Avec humour, Marion Kremp et Michael Prigent présentent un abécédaire de 100 mots clés pour aider les citadins à s’installer à la campagne, intitulé « Les Paruraux » et publié aux éditions Hachette.

« On déménage pour s’intégrer »

« On joue avec les clichés pour démontrer qu’on n’a pas besoin d’opposer la ville et la campagne parce qu’on est beaucoup à avoir les deux, explique la co-autrice. On ne vient pas s’installer avec nos gros sabots, on déménage pour s’intégrer, manger local et avoir une meilleure qualité de vie » tout en gardant un brin de l’animation parisienne et profiter des verres en terrasse après le boulot.
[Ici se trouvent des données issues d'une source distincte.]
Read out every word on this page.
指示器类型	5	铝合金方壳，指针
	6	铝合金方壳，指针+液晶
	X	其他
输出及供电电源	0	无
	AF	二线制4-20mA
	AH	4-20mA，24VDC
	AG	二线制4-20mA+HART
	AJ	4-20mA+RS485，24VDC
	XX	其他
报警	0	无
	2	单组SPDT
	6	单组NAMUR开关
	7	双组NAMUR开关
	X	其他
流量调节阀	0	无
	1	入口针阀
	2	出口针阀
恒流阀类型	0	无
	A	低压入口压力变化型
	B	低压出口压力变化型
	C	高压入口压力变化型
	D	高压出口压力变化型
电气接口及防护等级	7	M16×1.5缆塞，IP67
« Les Paruraux, néologisme créé en 2021 pour désigner ces Parisiens qui ont « osé » franchir le périph, enjamber la petite couronne et s’installer à la campagne.. À la carte ! », c’est ainsi que sont définisces néo ruraux dans cet abécédaire.

Plusieurs raisons poussent les Parisiens à partir, « la prise de conscience écologique, l’envie de vivre plus lentement, de fuir le consumérisme mais surtout l’augmentation du cout de la vie », explique la co-autrice Marion Kremp. Le coût du foncier à Paris et sa grande couronne compromettant l’achat d’un coin de jardin, il faut donc aller plus loin.

Un foncier plus accessible

Les Paruraux, ces parisiens qui s’installent de l’autre côté du périph
Marion Kremp et Michael Prigent

La technique, vous la connaissez, on trace un cercle autour de notre lieu de travail et on l’élargit jusqu’à avoir des prix abordables. L’Île-de-France, ou même les départements limitrophes comme l’Eure-et-Loir, sont très plébiscités notamment depuis le premier confinement. Le mètre carré est en moyenne à 11 226 euros pour un appartement parisien contre 1 709 euros du mètre carré en Eure-et-Loir (pour une maison, évidemment), peut-on lire dans ce livre.

L’envie de respirer, d’avoir un potager ou même des poules, voilà peut-être les premiers symptômes de la crise du trentenaire parisien qui souhaite s’installer et faire attention à son bien-être.

« Les Paruraux, moitié parisiens moitié ruraux », de Marion Kremp et Michael Prigent, Hachette éditions, 15 €.